Athletes cannot reference a school or the NCHSAA in any NIL deal, and they cannot appear in the uniform of the school or team. In addition, students cannot endorse or promote goods and services during competition or other school activities, and they cannot display any logos or brands while competing unless it’s part of the standard school uniform. The rules prohibit NIL deals for the following activities:
- Activities that would disrupt the operations of the school
- Adult establishments or entertainment services
- Alcohol or alcoholic products
- Cannabis or related products
- Casinos or gambling, including sports gambling
- Controlled substances
- Tobacco, vaping, or nicotine products
- Opioids or prescription pharmaceuticals
- Weapons, firearms, or ammunition
The rules prohibit school employees and clubs from promising NIL deals in order to get students to participate in a sport or to convince a student to transfer to a school. They also prevent employees and clubs from acting as agents. NIL agreements cannot be conditioned on the performance of an athlete, and a parent or legal guardian must be party to the agreement if the student is under 18 years old.

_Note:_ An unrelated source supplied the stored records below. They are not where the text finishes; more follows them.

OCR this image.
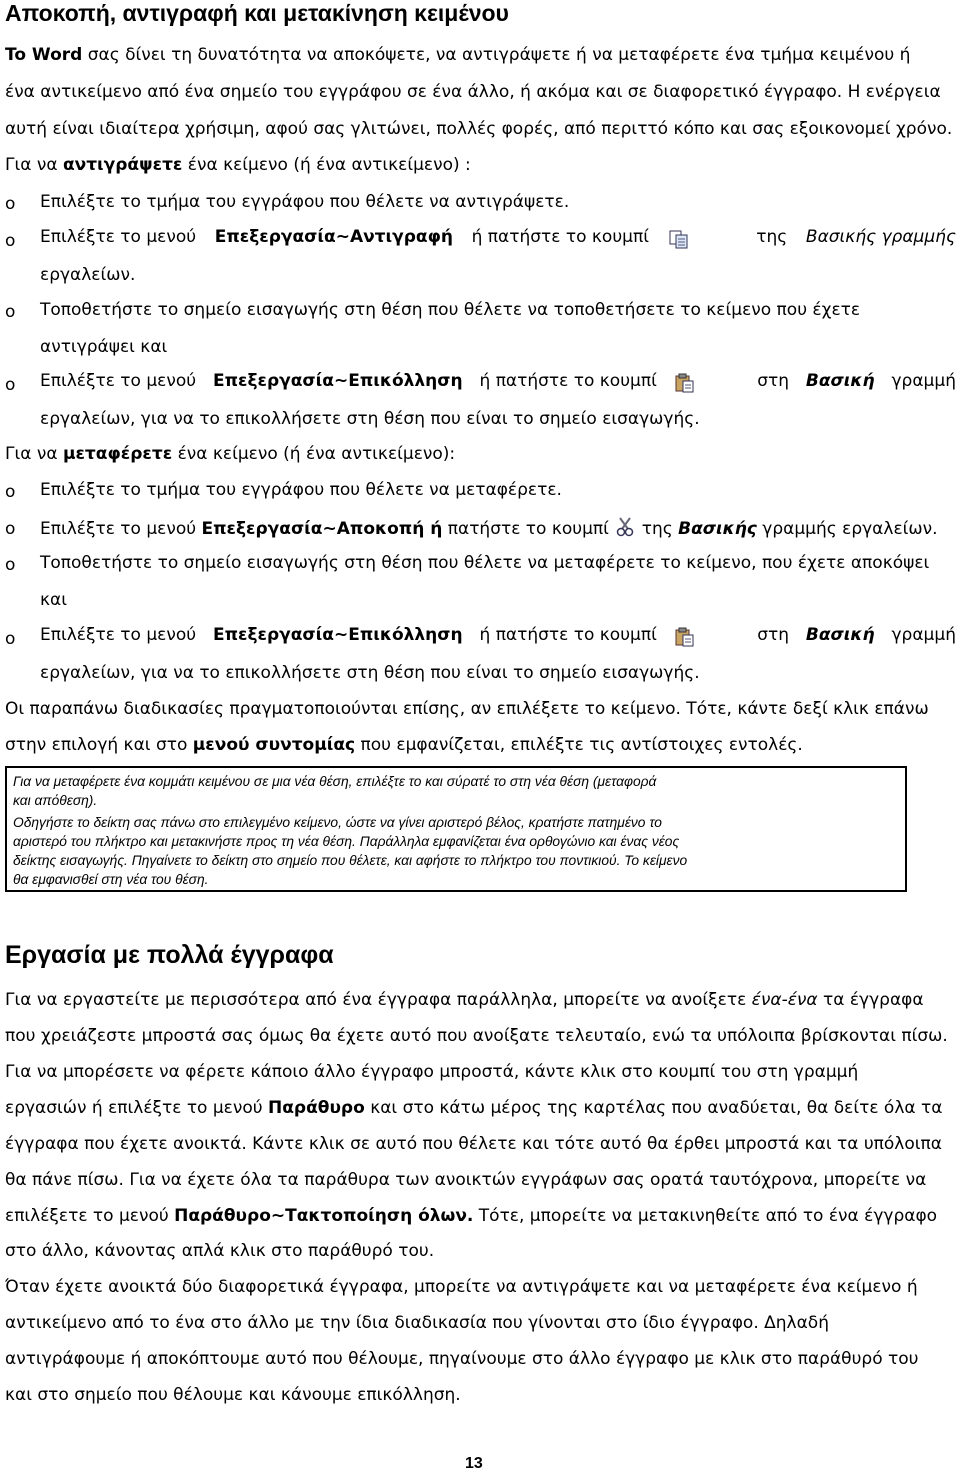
Αποκοπή, αντιγραφή και μετακίνηση κειμένου
To Word σας δίνει τη δυνατότητα να αποκόψετε, να αντιγράψετε ή να μεταφέρετε ένα τμήμα κειμένου ή
ένα αντικείμενο από ένα σημείο του εγγράφου σε ένα άλλο, ή ακόμα και σε διαφορετικό έγγραφο. Η ενέργεια
αυτή είναι ιδιαίτερα χρήσιμη, αφού σας γλιτώνει, πολλές φορές, από περιττό κόπο και σας εξοικονομεί χρόνο.
Για να αντιγράψετε ένα κείμενο (ή ένα αντικείμενο) :
o Επιλέξτε το τμήμα του εγγράφου που θέλετε να αντιγράψετε.
o Επιλέξτε το μενού Επεξεργασία~Αντιγραφή ή πατήστε το κουμπί

	της Βασικής γραμμής
εργαλείων.
o Τοποθετήστε το σημείο εισαγωγής στη θέση που θέλετε να τοποθετήσετε το κείμενο που έχετε
αντιγράψει και
o Επιλέξτε το μενού Επεξεργασία~Επικόλληση ή πατήστε το κουμπί

	στη Βασική γραμμή
εργαλείων, για να το επικολλήσετε στη θέση που είναι το σημείο εισαγωγής.
Για να μεταφέρετε ένα κείμενο (ή ένα αντικείμενο):
o Επιλέξτε το τμήμα του εγγράφου που θέλετε να μεταφέρετε.
o Επιλέξτε το μενού Επεξεργασία~Αποκοπή ή πατήστε το κουμπί της Βασικής γραμμής εργαλείων.
o Τοποθετήστε το σημείο εισαγωγής στη θέση που θέλετε να μεταφέρετε το κείμενο, που έχετε αποκόψει
και
o Επιλέξτε το μενού Επεξεργασία~Επικόλληση ή πατήστε το κουμπί

	στη Βασική γραμμή
εργαλείων, για να το επικολλήσετε στη θέση που είναι το σημείο εισαγωγής.
Οι παραπάνω διαδικασίες πραγματοποιούνται επίσης, αν επιλέξετε το κείμενο. Τότε, κάντε δεξί κλικ επάνω
στην επιλογή και στο μενού συντομίας που εμφανίζεται, επιλέξτε τις αντίστοιχες εντολές.
Για να μεταφέρετε ένα κομμάτι κειμένου σε μια νέα θέση, επιλέξτε το και σύρατέ το στη νέα θέση (μεταφορά
και απόθεση).
Οδηγήστε το δείκτη σας πάνω στο επιλεγμένο κείμενο, ώστε να γίνει αριστερό βέλος, κρατήστε πατημένο το
αριστερό του πλήκτρο και μετακινήστε προς τη νέα θέση. Παράλληλα εμφανίζεται ένα ορθογώνιο και ένας νέος
δείκτης εισαγωγής. Πηγαίνετε το δείκτη στο σημείο που θέλετε, και αφήστε το πλήκτρο του ποντικιού. Το κείμενο
θα εμφανισθεί στη νέα του θέση.
Εργασία με πολλά έγγραφα
Για να εργαστείτε με περισσότερα από ένα έγγραφα παράλληλα, μπορείτε να ανοίξετε ένα-ένα τα έγγραφα
που χρειάζεστε μπροστά σας όμως θα έχετε αυτό που ανοίξατε τελευταίο, ενώ τα υπόλοιπα βρίσκονται πίσω.
Για να μπορέσετε να φέρετε κάποιο άλλο έγγραφο μπροστά, κάντε κλικ στο κουμπί του στη γραμμή
εργασιών ή επιλέξτε το μενού Παράθυρο και στο κάτω μέρος της καρτέλας που αναδύεται, θα δείτε όλα τα
έγγραφα που έχετε ανοικτά. Κάντε κλικ σε αυτό που θέλετε και τότε αυτό θα έρθει μπροστά και τα υπόλοιπα
θα πάνε πίσω. Για να έχετε όλα τα παράθυρα των ανοικτών εγγράφων σας ορατά ταυτόχρονα, μπορείτε να
επιλέξετε το μενού Παράθυρο~Τακτοποίηση όλων. Τότε, μπορείτε να μετακινηθείτε από το ένα έγγραφο
στο άλλο, κάνοντας απλά κλικ στο παράθυρό του.
Όταν έχετε ανοικτά δύο διαφορετικά έγγραφα, μπορείτε να αντιγράψετε και να μεταφέρετε ένα κείμενο ή
αντικείμενο από το ένα στο άλλο με την ίδια διαδικασία που γίνονται στο ίδιο έγγραφο. Δηλαδή
αντιγράφουμε ή αποκόπτουμε αυτό που θέλουμε, πηγαίνουμε στο άλλο έγγραφο με κλικ στο παράθυρό του
και στο σημείο που θέλουμε και κάνουμε επικόλληση.
13
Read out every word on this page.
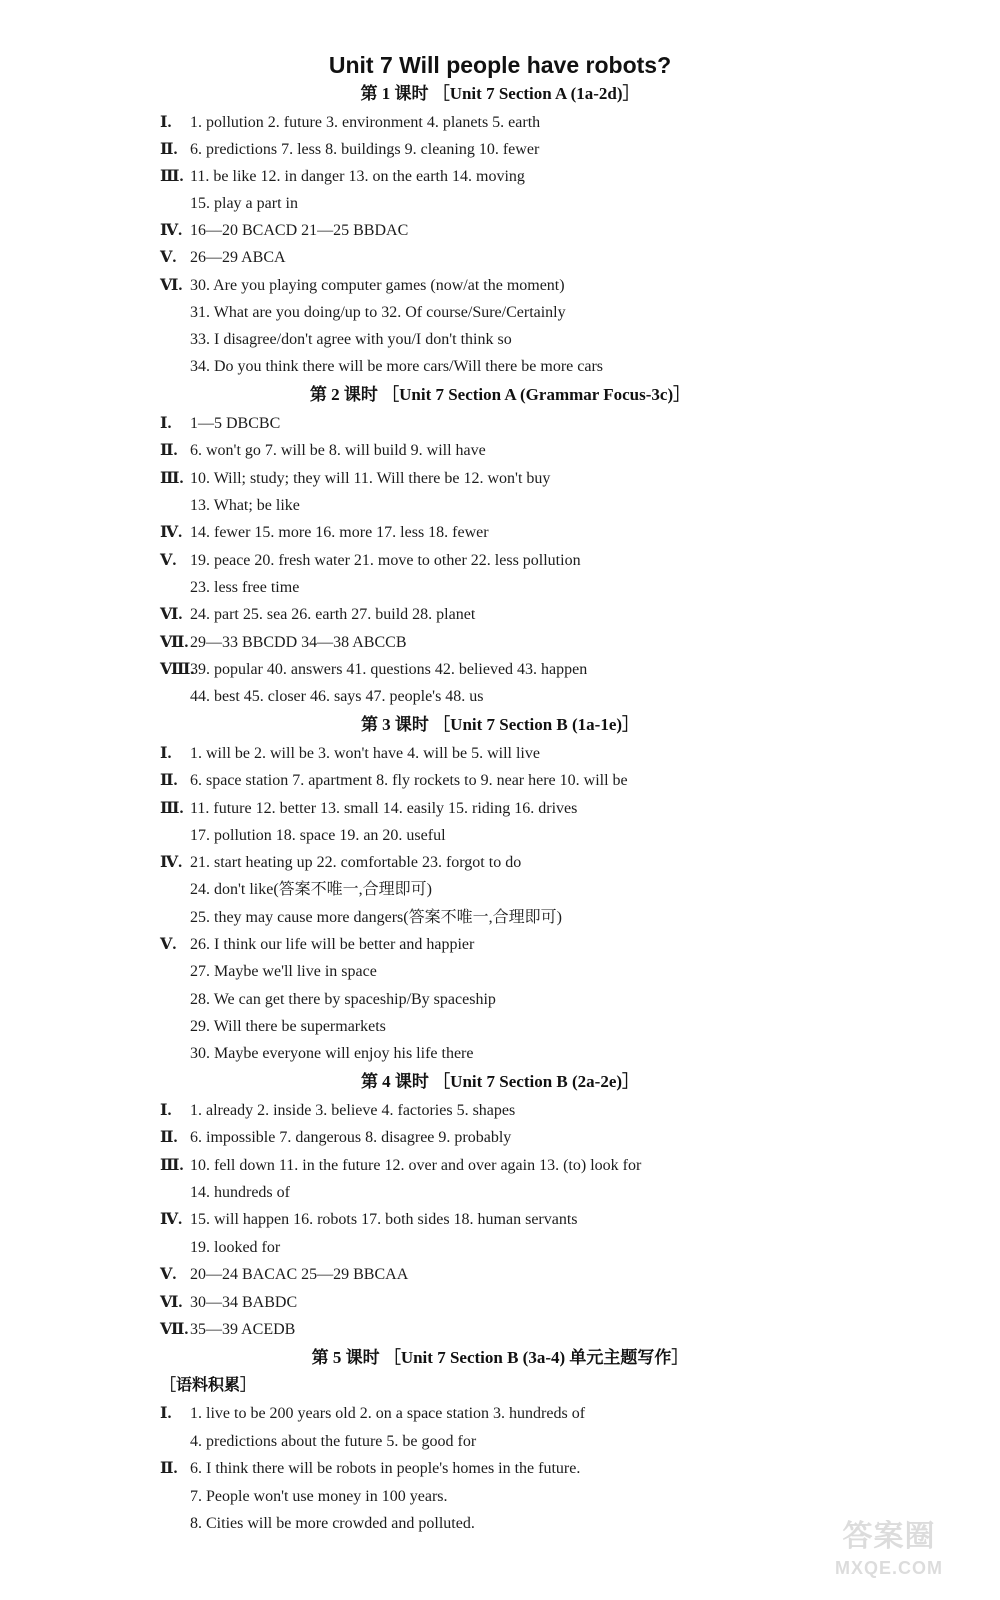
Unit 7 Will people have robots?
第 1 课时 ［Unit 7 Section A (1a-2d)］
Ⅰ. 1. pollution 2. future 3. environment 4. planets 5. earth
Ⅱ. 6. predictions 7. less 8. buildings 9. cleaning 10. fewer
Ⅲ. 11. be like 12. in danger 13. on the earth 14. moving
15. play a part in
Ⅳ. 16—20 BCACD 21—25 BBDAC
Ⅴ. 26—29 ABCA
Ⅵ. 30. Are you playing computer games (now/at the moment)
31. What are you doing/up to 32. Of course/Sure/Certainly
33. I disagree/don't agree with you/I don't think so
34. Do you think there will be more cars/Will there be more cars
第 2 课时 ［Unit 7 Section A (Grammar Focus-3c)］
Ⅰ. 1—5 DBCBC
Ⅱ. 6. won't go 7. will be 8. will build 9. will have
Ⅲ. 10. Will; study; they will 11. Will there be 12. won't buy
13. What; be like
Ⅳ. 14. fewer 15. more 16. more 17. less 18. fewer
Ⅴ. 19. peace 20. fresh water 21. move to other 22. less pollution
23. less free time
Ⅵ. 24. part 25. sea 26. earth 27. build 28. planet
Ⅶ.29—33 BBCDD 34—38 ABCCB
Ⅷ.39. popular 40. answers 41. questions 42. believed 43. happen
44. best 45. closer 46. says 47. people's 48. us
第 3 课时 ［Unit 7 Section B (1a-1e)］
Ⅰ. 1. will be 2. will be 3. won't have 4. will be 5. will live
Ⅱ. 6. space station 7. apartment 8. fly rockets to 9. near here 10. will be
Ⅲ. 11. future 12. better 13. small 14. easily 15. riding 16. drives
17. pollution 18. space 19. an 20. useful
Ⅳ. 21. start heating up 22. comfortable 23. forgot to do
24. don't like(答案不唯一,合理即可)
25. they may cause more dangers(答案不唯一,合理即可)
Ⅴ. 26. I think our life will be better and happier
27. Maybe we'll live in space
28. We can get there by spaceship/By spaceship
29. Will there be supermarkets
30. Maybe everyone will enjoy his life there
第 4 课时 ［Unit 7 Section B (2a-2e)］
Ⅰ. 1. already 2. inside 3. believe 4. factories 5. shapes
Ⅱ. 6. impossible 7. dangerous 8. disagree 9. probably
Ⅲ. 10. fell down 11. in the future 12. over and over again 13. (to) look for
14. hundreds of
Ⅳ. 15. will happen 16. robots 17. both sides 18. human servants
19. looked for
Ⅴ. 20—24 BACAC 25—29 BBCAA
Ⅵ. 30—34 BABDC
Ⅶ.35—39 ACEDB
第 5 课时 ［Unit 7 Section B (3a-4) 单元主题写作］
［语料积累］
Ⅰ. 1. live to be 200 years old 2. on a space station 3. hundreds of
4. predictions about the future 5. be good for
Ⅱ. 6. I think there will be robots in people's homes in the future.
7. People won't use money in 100 years.
8. Cities will be more crowded and polluted.	答案圈
MXQE.COM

The national debate over NIL
In 2014, a group of collegiate athletes filed a lawsuit against the National Collegiate Athletics Association, claiming the NCAA passed unfair anticompetitive rules limiting the compensation and benefits that student-athletes might receive for their athletic participation. After two court appeals by the NCAA, the U.S. Supreme Court held unanimously in 2021 that the association had violated federal antitrust laws. Subsequently, the NCAA began allowing collegiate athletes to engage in NIL activities if they follow state laws.
A year after the NCAA changed its policy, it’s estimated that NIL deals made collegiate athletes $917 million. Although the NCAA does not control high school athletics, shifts in their interim policy have led to state policy changes. In July of 2021, only one state had approved NIL deals for high school students – today, 29 have permitted it, and seven states are considering it.
The market for NIL deals is projected to only grow larger as a wave of lawsuits against the NCAA aim to further loosen regulations. On Oct. 7, the NCAA made a landmark $2.78 billion settlement in the House vs NCAA case, clearing the way for students to begin paying collegiate players through revenue sharing in 2025. In another open lawsuit set in Los Angeles, the National Labor Relations Board issued a complaint against the NCAA, Pac-12 Conference, and USC – arguing that football and basketball players at USC should be classified as employees. If ruled in favor of the NLRB, it could open the possibility of collective bargaining and unionization for athletes of public schools.
NCAA President Charlie Baker is working to urge Congress to pass a law giving the association a limited antitrust exemption, which would give the association more freedom to set its own rules nationally. Baker wrote in an X post Sept. 27: “We continue to see evidence of dysfunction in today’s NIL environment […] We’re continuing to advocate for Congress to create national NIL guidelines that will protect student-athletes from exploitation, including the use of standard contracts.”